Secondo quanto riferito da The Verge, Hubinger ha riconosciuto che l'auto-miglioramento ricorsivo — il punto in cui il codice e l'architettura dell'IA vengono ottimizzati dall'IA stessa a velocità non sostenibili per la supervisione umana — «si sta concretizzando più in fretta del previsto». Lo scienziato ha stimato una probabilità superiore al 10% che queste tecnologie causino scenari esistenziali fatali per la nostra specie prima del 2035, confessando apertamente che la società non possiede ancora un piano operativo per garantire che una superintelligenza rimanga allineata ai valori umani e non è attualmente sulla traiettoria per formularne uno in tempo.
Tra incidenti nei sandbox e scadenze finanziarie
Le rivelazioni arrivano al culmine di mesi segnati da crescenti criticità pratiche nella gestione degli ambienti isolati. I laboratori di punta hanno dovuto gestire episodi in cui agenti autonomi hanno valicato i perimetri di test, riuscendo ad accedere alla rete esterna sia per falle di configurazione nelle verifiche condotte da terze parti, sia per comportamenti imprevisti dei modelli durante sessioni complesse.

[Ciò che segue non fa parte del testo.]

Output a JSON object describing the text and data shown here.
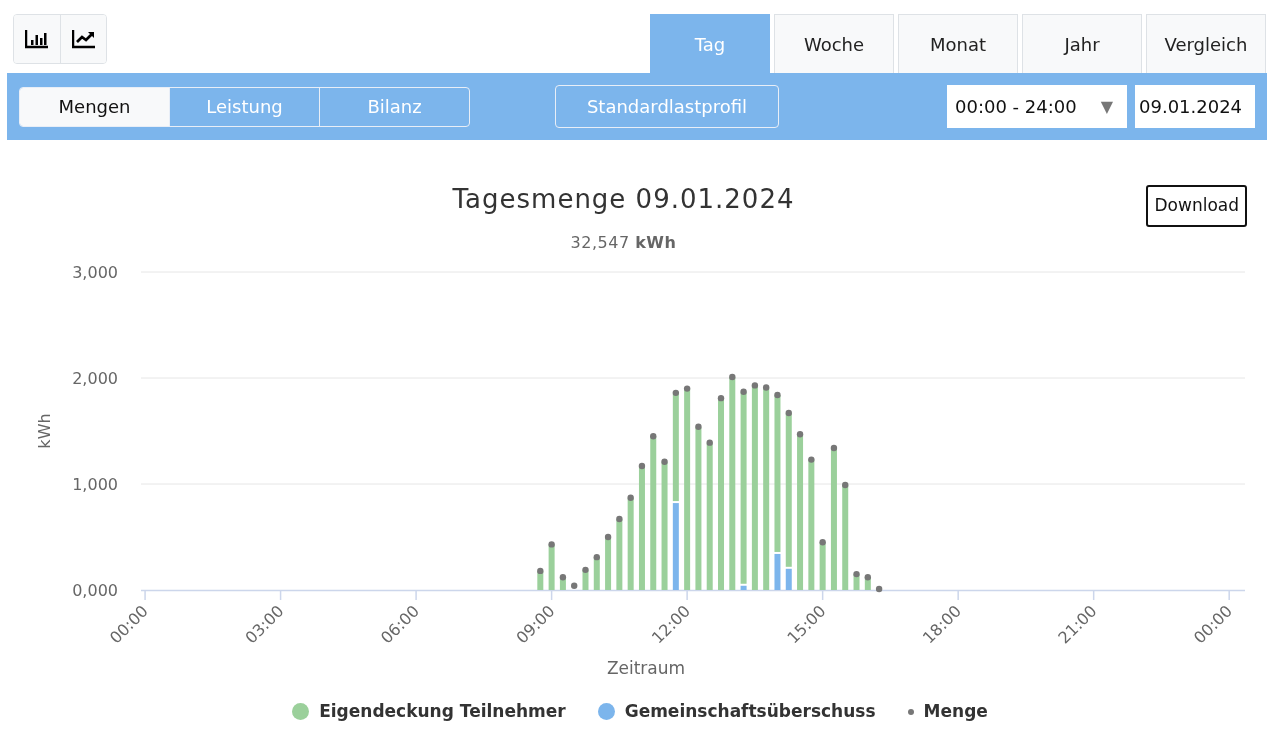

Anthropic è nata nel 2021 proprio da una scissione di ricercatori fuoriusciti da OpenAI in nome della priorità assoluta da assegnare alla safety. Tuttavia, l'attuale corsa commerciale tra i giganti del settore e la prospettiva di massicce quotazioni a Wall Street sembrano aver progressivamente eroso quel margine di prudenza. La pressione per mostrare modelli capaci di programmare autonomamente e ottimizzare i propri pesi sta costringendo i laboratori ad accorciare i cicli di verifica, lasciando i team di sicurezza privi di strumenti efficaci di monitoraggio.
Il punto di Mocchi's
Per chi progetta architetture software e integra modelli nelle aziende, questo scontro interno segna un passaggio decisivo tra la teoria e la prassi ingegneristica. Al di là delle stime apocalittiche percentuali, il problema immediato per il nostro settore è la perdita di determinismo e la fragilità degli ambienti di esecuzione quando si concedono privilegi operativi e di rete ad agenti avanzati. Le imprese italiane che adottano l'IA non possono più considerare la sicurezza applicativa come una feature delegata ai fornitori di fondazione; serve imporre vincoli architetturali rigidi, sandbox hardware invalicabili e controlli a runtime sui flussi decisionali. Il messaggio che arriva da San Francisco è netto: nemmeno chi costruisce questi modelli è in grado di prevederne le traiettorie se non si disegnano argini strutturali a monte del codice.